In my previous post, ‘But What If Addiction Isn’t a Disease? Part I’, you heard about my recent reading of Dr. Marc Lewis’s impactful book called The Biology of Desire: Why Addiction Isn’t a Disease. I would highly encourage you to go back and read it if you haven’t already as it’s a great foundation for what is going to be discussed in this article, which is some of the holes in the brain disease model of addiction (BDMA).
It’s worth saying again that my intention in writing these articles is not to convince people to believe in something different; if the BDMA serves you, keep using it. These articles are to simply explore other options. I personally never resonated with the idea of being diseased because I struggled significantly with my drinking. As discussed in Part I, Dr. Lewis proposes that addiction is simply #habit, a natural, albeit extreme manifestation of normal cognitive functioning.
What I love about this concept is that habits are learned behaviours that can be unlearned, changed and adapted which means if we understand addiction as habit, we become empowered to actually create change in our lives by changing out habits, which I love. Now, let’s review some of the incongruencies of the BDMA.
First and significantly, most people who struggle(d) with #addiction don’t receive treatment (in the form of in- or out-patient care, a rehabilitation centre, addictions counselling or coaching, etc.) and still manage to recover. Let’s think about that for a second. If we were to compare addiction as a disease to cancer as a disease, would this be possible? Could most people with cancer not receive treatment and still recover? This feels highly unlikely.
For the folks who do receive treatment, they are likely to receive pharmaceuticals to reduce their withdrawal symptoms and to curb their initial cravings in the early days of their recovery but once this small window of time has closed, treatment typically moves to a non-pharmaceutical approach including things like 12-step programs, motivational interviewing, therapy, etc. The point is that when it comes to addiction, while defined as a medical disease, it’s largely and for most people not treated medically.
Another incongruency that’s worth mentioning is that within the BDMA, the foundation of this model’s argument that addiction is a disease rests on the idea that the brain undergoes change as a result of the prolonged use of substances and the repeated engagement in certain behaviours connected to one’s addiction.
What this model fails to mention is that changes in our brain are a normal #cognitive process. Our brains change in response to new experiences, stimuli and lessons. That is how our brains are intended to function. While #neuroplasticity is a relatively new concept, it’s one that is widely accepted and understood. In short, neuroplasticity is our brain’s capacity to create and reorganize synaptic connections and neural pathways. This is important to understand and appreciate because this means we literally have the capacity to change our brains. Thus, the idea that addiction is a brain disease because the brain changes in response to the use of drugs or alcohol (and associated behaviors) is insufficient as our brains change in response to new experiences and stimuli all the time.
In understanding addiction as habit, we can effectively understand addiction as one end of a spectrum. Of course, there are many other factors that contribute to whether or not someone develops an addiction including childhood upbringing and trauma, the tendency towards impulsive behaviors, one’s coping strategies and level of #resilience and so on. Brain change alone does not signal disease. Our brains are changing all the time and we have a considerable amount of control over how this change occurs.

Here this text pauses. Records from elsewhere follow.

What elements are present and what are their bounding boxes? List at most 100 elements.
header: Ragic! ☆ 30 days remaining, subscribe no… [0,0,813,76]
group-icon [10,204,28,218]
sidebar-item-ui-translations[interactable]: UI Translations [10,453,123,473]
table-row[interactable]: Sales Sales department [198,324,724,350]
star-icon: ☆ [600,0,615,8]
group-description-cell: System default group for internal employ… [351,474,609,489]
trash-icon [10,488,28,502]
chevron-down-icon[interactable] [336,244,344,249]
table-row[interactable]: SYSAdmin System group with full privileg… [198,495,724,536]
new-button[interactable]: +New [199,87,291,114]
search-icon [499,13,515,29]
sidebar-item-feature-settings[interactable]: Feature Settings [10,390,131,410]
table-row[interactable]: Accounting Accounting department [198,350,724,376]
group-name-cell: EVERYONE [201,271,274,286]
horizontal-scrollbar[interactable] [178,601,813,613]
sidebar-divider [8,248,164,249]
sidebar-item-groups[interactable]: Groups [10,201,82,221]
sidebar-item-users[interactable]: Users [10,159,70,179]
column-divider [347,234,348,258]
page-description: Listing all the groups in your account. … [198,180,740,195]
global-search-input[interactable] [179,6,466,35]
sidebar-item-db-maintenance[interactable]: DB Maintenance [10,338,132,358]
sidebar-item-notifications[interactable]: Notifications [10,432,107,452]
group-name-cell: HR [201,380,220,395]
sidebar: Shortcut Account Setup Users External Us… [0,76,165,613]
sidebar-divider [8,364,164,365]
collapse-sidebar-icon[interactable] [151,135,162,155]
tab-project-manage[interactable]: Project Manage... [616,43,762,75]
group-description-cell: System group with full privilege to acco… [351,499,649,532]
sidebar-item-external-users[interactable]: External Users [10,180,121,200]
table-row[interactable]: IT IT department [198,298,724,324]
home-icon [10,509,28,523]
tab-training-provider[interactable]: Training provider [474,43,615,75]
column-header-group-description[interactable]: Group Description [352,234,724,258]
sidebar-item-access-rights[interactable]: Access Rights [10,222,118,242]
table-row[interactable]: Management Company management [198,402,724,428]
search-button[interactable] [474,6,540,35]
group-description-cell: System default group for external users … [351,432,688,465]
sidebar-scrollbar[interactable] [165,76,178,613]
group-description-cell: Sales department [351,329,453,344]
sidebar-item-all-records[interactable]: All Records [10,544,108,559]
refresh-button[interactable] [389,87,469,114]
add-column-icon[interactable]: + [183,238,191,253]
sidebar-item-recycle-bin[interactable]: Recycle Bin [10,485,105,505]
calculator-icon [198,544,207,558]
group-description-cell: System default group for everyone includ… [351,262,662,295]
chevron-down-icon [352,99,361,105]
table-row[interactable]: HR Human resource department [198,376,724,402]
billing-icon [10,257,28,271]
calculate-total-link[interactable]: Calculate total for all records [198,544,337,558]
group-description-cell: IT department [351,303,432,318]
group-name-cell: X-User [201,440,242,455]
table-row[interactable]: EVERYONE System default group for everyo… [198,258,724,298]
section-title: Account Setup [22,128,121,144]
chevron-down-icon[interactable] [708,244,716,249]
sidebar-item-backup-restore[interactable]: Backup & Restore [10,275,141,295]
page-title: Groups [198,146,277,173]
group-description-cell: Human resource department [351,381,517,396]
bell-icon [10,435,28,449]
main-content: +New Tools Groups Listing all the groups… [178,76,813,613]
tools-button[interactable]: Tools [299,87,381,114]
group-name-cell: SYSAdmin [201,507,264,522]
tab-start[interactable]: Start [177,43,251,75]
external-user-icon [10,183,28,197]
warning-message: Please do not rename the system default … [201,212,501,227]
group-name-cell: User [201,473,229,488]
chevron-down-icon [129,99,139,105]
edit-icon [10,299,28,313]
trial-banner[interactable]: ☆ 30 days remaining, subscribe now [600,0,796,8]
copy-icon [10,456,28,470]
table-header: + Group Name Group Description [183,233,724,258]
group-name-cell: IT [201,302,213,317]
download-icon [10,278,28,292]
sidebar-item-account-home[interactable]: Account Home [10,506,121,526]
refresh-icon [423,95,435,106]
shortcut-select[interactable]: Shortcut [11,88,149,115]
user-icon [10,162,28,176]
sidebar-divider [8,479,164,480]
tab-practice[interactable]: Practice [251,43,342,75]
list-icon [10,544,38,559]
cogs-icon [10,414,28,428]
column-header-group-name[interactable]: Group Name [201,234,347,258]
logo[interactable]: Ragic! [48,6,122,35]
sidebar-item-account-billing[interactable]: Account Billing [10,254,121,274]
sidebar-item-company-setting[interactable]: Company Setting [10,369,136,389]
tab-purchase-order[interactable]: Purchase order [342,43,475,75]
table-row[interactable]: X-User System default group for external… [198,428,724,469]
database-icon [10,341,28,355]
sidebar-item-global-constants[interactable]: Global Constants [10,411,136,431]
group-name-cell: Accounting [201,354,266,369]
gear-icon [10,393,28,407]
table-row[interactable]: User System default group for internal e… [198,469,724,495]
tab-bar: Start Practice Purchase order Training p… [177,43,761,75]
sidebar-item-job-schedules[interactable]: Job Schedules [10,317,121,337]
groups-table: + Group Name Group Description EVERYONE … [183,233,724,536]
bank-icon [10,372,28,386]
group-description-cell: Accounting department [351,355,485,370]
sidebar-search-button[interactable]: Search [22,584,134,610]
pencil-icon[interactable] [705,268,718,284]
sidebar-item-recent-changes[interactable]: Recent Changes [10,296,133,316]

While I have been quick to speak of some of the flaws with the BDMA, I think it’s also worth noting that one of the main benefits of the BDMA is that it promotes compassion and understanding for those who struggle with addiction and that will always be a positive thing. Unlike the understandings of addiction which argue that it’s a personal choice or a strategy used by individuals to self-medicate, the BDMA does not approach addiction from a place of blame or shame, which is to be commended. I would also argue that understanding addiction as habit and on the spectrum of cognitive functioning also allows us to infuse compassion into the equation, recognizing that the manifestation of addiction is a reflection of cognitive functions and a variety of other factors (often out of the control of the addicted individual), as listed above.
The takeaway here is this: there will always be new ways of exploring how we understand, conceptualize, talk about and manage addiction. Sometimes the dominant discourse or tools, whether it’s the BDMA or AA, just doesn’t fit for you and that’s okay. Keep searching, keep exploring and keep looking. You will find what resonates with you and most importantly, what #empowers you to create the change needed in your life to step into your personal power.